The popularity of instructional, rather than self-reflective, monographs on RE practice further suggests that RE practitioners are interested in reading about what to do, not about principles underlying what they do. Then again, many Requirements Engineers may simply not recognize the value of research and research findings to their day-to-day work. As one RE messageboard respondent stated when commenting on academic information sources, “The majority of what I've seen is: 1) steeped in academic-speak to the point they are essentially unreadable, 2) aimed specifically at other academics and not real-world practitioners, and 3) don't use a lot of examples that I could apply to work I do” (Seilevel, 2007b). Additionally, the work required to achieve an understanding of IB concepts is likely to be more than most Requirements Engineers are willing to undertake, especially if “they perceive that their world is working without it” (Pettigrew, Fidel, & Bruce, 2001, p. 55).
Although research on IB in RE may be sporadic, research on IB certainly is happening within the LIS community, and research on RE is happening within the software engineering community. Even though the two research domains contain similar terminology and provide fertile ground for inquiry, very little crossover is taking place (see Davidson, 2002).

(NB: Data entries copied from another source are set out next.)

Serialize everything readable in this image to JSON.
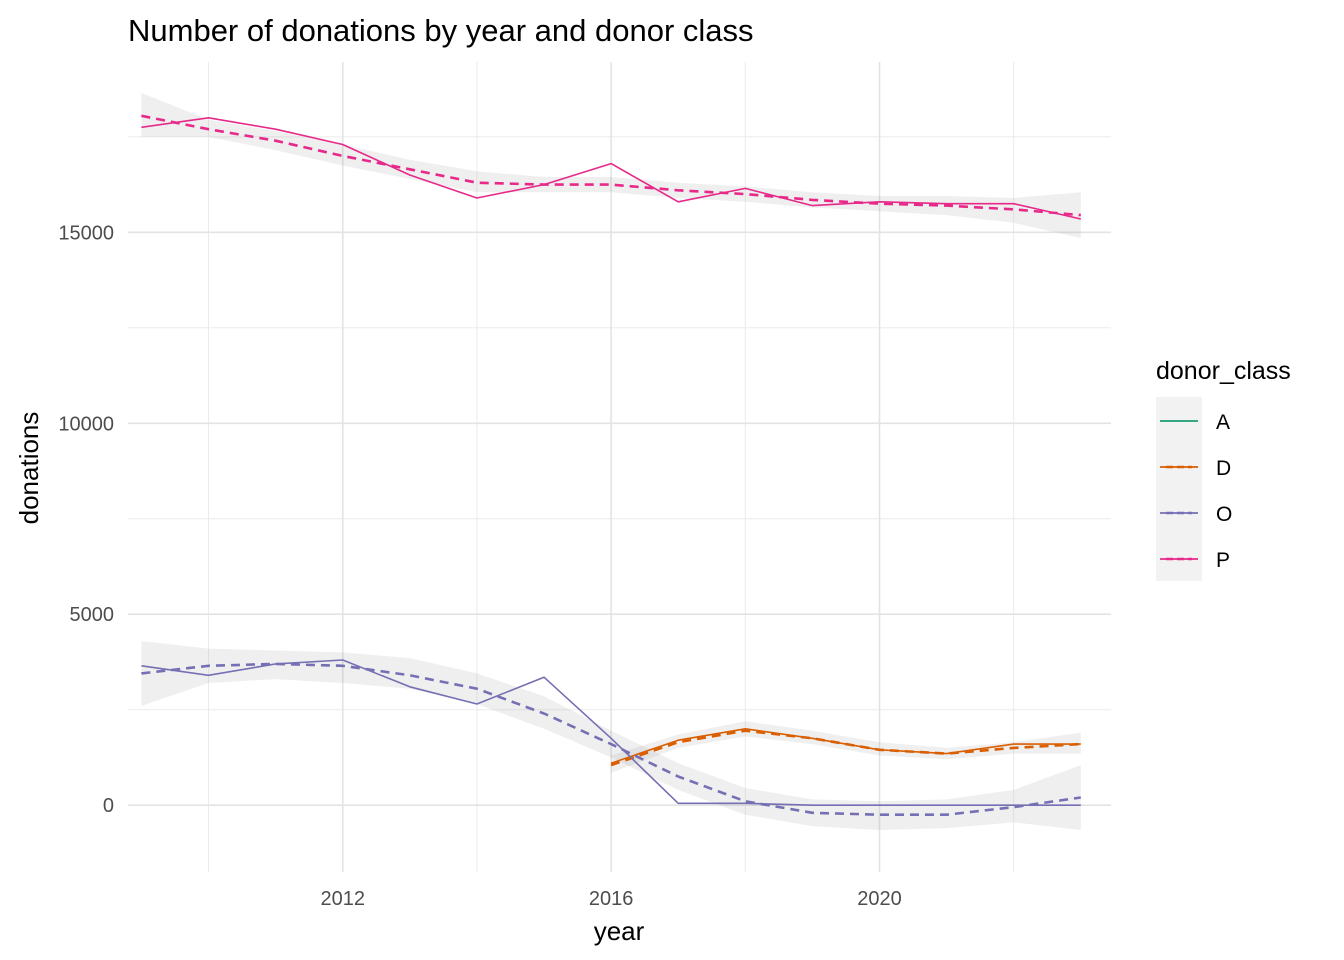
{
  "chart_data": {
    "type": "line",
    "title": "Number of donations by year and donor class",
    "xlabel": "year",
    "ylabel": "donations",
    "xlim": [
      2008.8,
      2023.45
    ],
    "ylim": [
      -1750,
      19460
    ],
    "x_ticks": [
      2012,
      2016,
      2020
    ],
    "x_minor": [
      2010,
      2014,
      2018,
      2022
    ],
    "y_ticks": [
      0,
      5000,
      10000,
      15000
    ],
    "y_minor": [
      2500,
      7500,
      12500,
      17500
    ],
    "grid": true,
    "legend": {
      "title": "donor_class",
      "position": "right",
      "entries": [
        {
          "label": "A",
          "color": "#1b9e77"
        },
        {
          "label": "D",
          "color": "#d95f02"
        },
        {
          "label": "O",
          "color": "#7570b3"
        },
        {
          "label": "P",
          "color": "#e7298a"
        }
      ]
    },
    "series": [
      {
        "name": "D",
        "color": "#d95f02",
        "x": [
          2016,
          2017,
          2018,
          2019,
          2020,
          2021,
          2022,
          2023
        ],
        "values": [
          1100,
          1700,
          2000,
          1750,
          1450,
          1350,
          1600,
          1600
        ],
        "smooth": [
          1050,
          1650,
          1950,
          1750,
          1450,
          1350,
          1500,
          1600
        ],
        "ci_lower": [
          850,
          1500,
          1800,
          1600,
          1300,
          1200,
          1350,
          1350
        ],
        "ci_upper": [
          1300,
          1850,
          2200,
          1950,
          1650,
          1500,
          1650,
          1900
        ]
      },
      {
        "name": "O",
        "color": "#7570b3",
        "x": [
          2009,
          2010,
          2011,
          2012,
          2013,
          2014,
          2015,
          2016,
          2017,
          2018,
          2019,
          2020,
          2021,
          2022,
          2023
        ],
        "values": [
          3650,
          3400,
          3700,
          3800,
          3100,
          2650,
          3350,
          1750,
          50,
          50,
          0,
          0,
          0,
          0,
          0
        ],
        "smooth": [
          3450,
          3650,
          3700,
          3650,
          3400,
          3050,
          2400,
          1600,
          750,
          100,
          -200,
          -250,
          -250,
          -50,
          200
        ],
        "ci_lower": [
          2600,
          3200,
          3300,
          3200,
          3050,
          2650,
          2000,
          1250,
          400,
          -250,
          -550,
          -650,
          -600,
          -450,
          -650
        ],
        "ci_upper": [
          4300,
          4100,
          4050,
          4000,
          3850,
          3450,
          2850,
          1950,
          1100,
          450,
          150,
          100,
          150,
          400,
          1050
        ]
      },
      {
        "name": "P",
        "color": "#e7298a",
        "x": [
          2009,
          2010,
          2011,
          2012,
          2013,
          2014,
          2015,
          2016,
          2017,
          2018,
          2019,
          2020,
          2021,
          2022,
          2023
        ],
        "values": [
          17750,
          18000,
          17700,
          17300,
          16500,
          15900,
          16250,
          16800,
          15800,
          16150,
          15700,
          15800,
          15750,
          15750,
          15350
        ],
        "smooth": [
          18050,
          17700,
          17400,
          17000,
          16650,
          16300,
          16250,
          16250,
          16100,
          16000,
          15850,
          15750,
          15700,
          15600,
          15450
        ],
        "ci_lower": [
          17500,
          17500,
          17150,
          16750,
          16400,
          16050,
          16050,
          16050,
          15900,
          15800,
          15650,
          15550,
          15450,
          15250,
          14850
        ],
        "ci_upper": [
          18650,
          17950,
          17650,
          17300,
          16900,
          16600,
          16450,
          16450,
          16300,
          16200,
          16050,
          15950,
          15950,
          15900,
          16050
        ]
      }
    ]
  }
}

Such isolation of research activities constitutes missed opportunities for IB research, RE research, and RE practice. RE's specific focus on the creation, collection, dissemination and management of information within a social context provides a number of opportunities for the investigation of IB theories, from the more cognitivist to the postmodern. IB's wide range of theoretical viewpoints provide RE research with multiple hermeneutics for the investigation of RE practice and theory. Finally, the principles of IB theory offer RE practitioners valuable insights into their own patterns of behavior, their working contexts, and the mangle of practice in which their work creates and is shaped by information and IB (Pickering, 1995).